In principle it is justified, the money supply is increasing endlessly. The problem is that this money doesn't flow, it's in some stagnating pond basically. You have to consider though, that although this an increase in the money supply, it is also a liability that has to be paid back eventually. When inflation doesn't materialize for a long period of time and then suddenly it goes up to a level above the target, but not in an unsustainable fashion, the Fed will be able to increase interest rates again.

E.g. house prices can no longer rise because future funding is more expensive/scarce than present funding. People stop taking on more debt and they do one additional thing, they start pay their debts off. Things are heading into the exact opposite direction, as you are paying off your debts, the money supply contracts.

This is why the Fed doesn't want unconventional policy like helicopter money, because there is nothing that cancels out the increase in supply, the problem with debt and QE is that you need to be credit worthy or own assets so it is extremely regressive.

>I.e. the price of things people care about such as food, services and rent will continue to rise even as the Fed sells assets?

This actually has nothing to do with the Fed, rather it has to do with the fact that people are working and they are producing the things that you want to buy. If there is inflation in food this is a signal that companies should produce more food, so the real question becomes whether companies are able to expand production and whether they can do so fast enough to outpace inflation. Of course, beyond a certain level of inflation it becomes increasingly difficult to do this.

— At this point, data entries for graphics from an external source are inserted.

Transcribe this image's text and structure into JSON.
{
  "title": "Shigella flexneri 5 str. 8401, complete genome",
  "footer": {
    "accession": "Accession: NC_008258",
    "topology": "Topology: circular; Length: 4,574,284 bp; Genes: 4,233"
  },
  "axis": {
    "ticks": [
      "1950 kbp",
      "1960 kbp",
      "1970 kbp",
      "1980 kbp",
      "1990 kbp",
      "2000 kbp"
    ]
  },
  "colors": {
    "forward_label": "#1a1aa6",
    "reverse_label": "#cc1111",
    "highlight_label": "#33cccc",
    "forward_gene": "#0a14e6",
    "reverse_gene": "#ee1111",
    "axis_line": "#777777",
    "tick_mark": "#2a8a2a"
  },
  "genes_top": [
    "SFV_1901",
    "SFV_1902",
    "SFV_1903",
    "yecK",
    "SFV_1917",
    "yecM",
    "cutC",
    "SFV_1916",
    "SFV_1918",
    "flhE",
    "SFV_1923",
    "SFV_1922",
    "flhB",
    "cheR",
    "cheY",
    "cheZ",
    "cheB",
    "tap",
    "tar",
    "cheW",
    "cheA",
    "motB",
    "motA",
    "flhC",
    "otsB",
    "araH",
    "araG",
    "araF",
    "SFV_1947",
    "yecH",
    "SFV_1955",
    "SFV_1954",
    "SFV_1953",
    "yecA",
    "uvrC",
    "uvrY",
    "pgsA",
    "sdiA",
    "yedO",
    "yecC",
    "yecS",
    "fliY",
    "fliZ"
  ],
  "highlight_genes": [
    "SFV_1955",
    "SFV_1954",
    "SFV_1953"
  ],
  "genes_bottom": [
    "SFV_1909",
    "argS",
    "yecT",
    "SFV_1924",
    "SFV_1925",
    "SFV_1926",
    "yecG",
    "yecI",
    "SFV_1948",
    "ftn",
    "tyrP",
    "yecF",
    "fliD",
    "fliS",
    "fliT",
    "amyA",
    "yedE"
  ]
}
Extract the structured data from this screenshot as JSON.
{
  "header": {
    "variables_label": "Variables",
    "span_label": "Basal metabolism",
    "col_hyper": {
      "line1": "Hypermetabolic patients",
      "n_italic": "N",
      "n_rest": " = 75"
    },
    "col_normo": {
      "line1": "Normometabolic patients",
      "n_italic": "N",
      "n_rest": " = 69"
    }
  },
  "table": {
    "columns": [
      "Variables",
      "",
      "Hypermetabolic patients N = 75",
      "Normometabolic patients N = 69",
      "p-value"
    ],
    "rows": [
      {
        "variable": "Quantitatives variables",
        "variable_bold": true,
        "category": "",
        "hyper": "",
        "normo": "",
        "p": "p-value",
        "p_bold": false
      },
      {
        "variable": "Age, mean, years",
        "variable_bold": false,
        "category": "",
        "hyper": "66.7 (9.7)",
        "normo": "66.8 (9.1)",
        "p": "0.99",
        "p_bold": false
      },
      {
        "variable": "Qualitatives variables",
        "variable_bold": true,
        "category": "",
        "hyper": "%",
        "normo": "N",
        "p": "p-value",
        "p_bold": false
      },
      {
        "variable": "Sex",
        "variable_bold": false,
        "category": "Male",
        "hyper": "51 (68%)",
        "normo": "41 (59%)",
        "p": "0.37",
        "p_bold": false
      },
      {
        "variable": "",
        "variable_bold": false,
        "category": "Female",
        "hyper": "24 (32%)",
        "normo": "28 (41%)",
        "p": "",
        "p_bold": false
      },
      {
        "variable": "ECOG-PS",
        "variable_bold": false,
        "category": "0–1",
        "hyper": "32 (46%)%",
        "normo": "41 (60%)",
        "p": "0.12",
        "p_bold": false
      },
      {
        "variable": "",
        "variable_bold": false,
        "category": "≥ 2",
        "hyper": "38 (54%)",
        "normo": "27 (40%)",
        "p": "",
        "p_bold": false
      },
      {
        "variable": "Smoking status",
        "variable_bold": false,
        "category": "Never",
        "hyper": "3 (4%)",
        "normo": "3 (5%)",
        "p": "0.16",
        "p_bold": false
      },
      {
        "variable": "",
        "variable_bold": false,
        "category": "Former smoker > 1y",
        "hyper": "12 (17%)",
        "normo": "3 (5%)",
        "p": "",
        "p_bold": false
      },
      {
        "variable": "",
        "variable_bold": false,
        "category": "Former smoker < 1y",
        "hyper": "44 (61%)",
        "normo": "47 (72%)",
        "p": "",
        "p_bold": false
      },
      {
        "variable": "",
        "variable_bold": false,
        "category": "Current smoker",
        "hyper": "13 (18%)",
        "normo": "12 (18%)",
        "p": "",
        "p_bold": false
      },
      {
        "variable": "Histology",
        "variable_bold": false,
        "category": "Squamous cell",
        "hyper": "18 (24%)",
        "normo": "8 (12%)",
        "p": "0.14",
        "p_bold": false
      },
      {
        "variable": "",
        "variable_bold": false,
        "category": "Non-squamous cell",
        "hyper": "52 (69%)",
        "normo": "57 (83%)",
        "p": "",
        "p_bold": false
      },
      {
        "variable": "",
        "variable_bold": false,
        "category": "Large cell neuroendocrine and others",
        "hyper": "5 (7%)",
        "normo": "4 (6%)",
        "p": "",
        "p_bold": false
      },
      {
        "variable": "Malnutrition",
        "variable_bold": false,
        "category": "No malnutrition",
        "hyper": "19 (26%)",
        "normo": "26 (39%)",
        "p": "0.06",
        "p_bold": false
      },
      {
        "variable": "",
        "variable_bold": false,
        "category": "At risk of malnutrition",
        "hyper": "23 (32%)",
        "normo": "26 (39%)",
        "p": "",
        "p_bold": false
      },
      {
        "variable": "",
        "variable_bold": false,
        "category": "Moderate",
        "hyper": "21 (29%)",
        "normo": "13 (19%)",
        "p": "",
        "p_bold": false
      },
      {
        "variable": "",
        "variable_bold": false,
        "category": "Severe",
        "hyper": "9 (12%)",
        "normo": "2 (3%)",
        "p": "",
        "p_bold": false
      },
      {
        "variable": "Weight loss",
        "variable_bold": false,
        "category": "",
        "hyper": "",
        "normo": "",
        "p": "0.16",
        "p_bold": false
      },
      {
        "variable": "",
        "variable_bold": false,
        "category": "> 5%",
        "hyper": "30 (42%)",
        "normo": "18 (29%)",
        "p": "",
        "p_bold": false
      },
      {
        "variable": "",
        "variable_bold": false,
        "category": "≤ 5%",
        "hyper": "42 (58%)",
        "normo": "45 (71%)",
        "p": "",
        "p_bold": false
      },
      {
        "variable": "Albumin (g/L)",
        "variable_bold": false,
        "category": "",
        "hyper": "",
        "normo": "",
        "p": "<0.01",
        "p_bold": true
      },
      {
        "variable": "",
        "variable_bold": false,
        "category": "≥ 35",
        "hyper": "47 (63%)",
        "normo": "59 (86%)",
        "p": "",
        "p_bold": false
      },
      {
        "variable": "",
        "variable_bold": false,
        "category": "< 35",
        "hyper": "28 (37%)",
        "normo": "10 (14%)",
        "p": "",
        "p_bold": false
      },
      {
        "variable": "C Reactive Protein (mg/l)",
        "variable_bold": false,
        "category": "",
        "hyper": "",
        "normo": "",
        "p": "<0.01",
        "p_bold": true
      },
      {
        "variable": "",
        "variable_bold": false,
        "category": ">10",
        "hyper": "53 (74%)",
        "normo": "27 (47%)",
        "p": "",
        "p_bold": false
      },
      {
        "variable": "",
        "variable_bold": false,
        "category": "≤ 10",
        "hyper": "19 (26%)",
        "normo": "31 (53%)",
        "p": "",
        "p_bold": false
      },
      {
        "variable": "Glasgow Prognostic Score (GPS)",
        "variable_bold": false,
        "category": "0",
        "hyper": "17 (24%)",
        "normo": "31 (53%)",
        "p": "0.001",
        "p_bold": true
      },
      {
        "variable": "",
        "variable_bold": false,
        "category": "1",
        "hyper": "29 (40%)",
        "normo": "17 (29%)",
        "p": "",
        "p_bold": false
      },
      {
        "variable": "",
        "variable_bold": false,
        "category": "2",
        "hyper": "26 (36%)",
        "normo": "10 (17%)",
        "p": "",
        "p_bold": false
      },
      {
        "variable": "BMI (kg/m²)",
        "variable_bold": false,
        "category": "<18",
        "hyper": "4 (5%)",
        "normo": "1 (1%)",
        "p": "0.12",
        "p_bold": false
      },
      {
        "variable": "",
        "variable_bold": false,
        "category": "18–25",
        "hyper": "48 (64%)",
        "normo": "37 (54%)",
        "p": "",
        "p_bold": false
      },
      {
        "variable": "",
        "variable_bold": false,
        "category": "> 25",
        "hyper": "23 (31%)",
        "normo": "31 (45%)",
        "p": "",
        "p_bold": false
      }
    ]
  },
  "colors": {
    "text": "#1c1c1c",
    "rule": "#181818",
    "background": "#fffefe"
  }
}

Simplified example: Think about it this way, you play an MMORPG and an AI can automatically generate items that people want to buy. People keep putting dollars into your game and those dollars are not consumed. You get a premium currency in the game and from a theoretical perspective it is effectively worthless, you can't buy groceries with it. However, you can buy in-game items. Now lets say you are a "central bank" in the MMO and just send everyone 1 million premium currency. The currency should be worthless now right? Actually, the AI can keep up with the production of new items, its relative value compared to items is still the same, you actually run into a completely different problem, too much money in bank accounts after people bought all the items they wanted. If new players join the game there might be enough money for everyone but it is not distributed equally and therefore they don't get any items.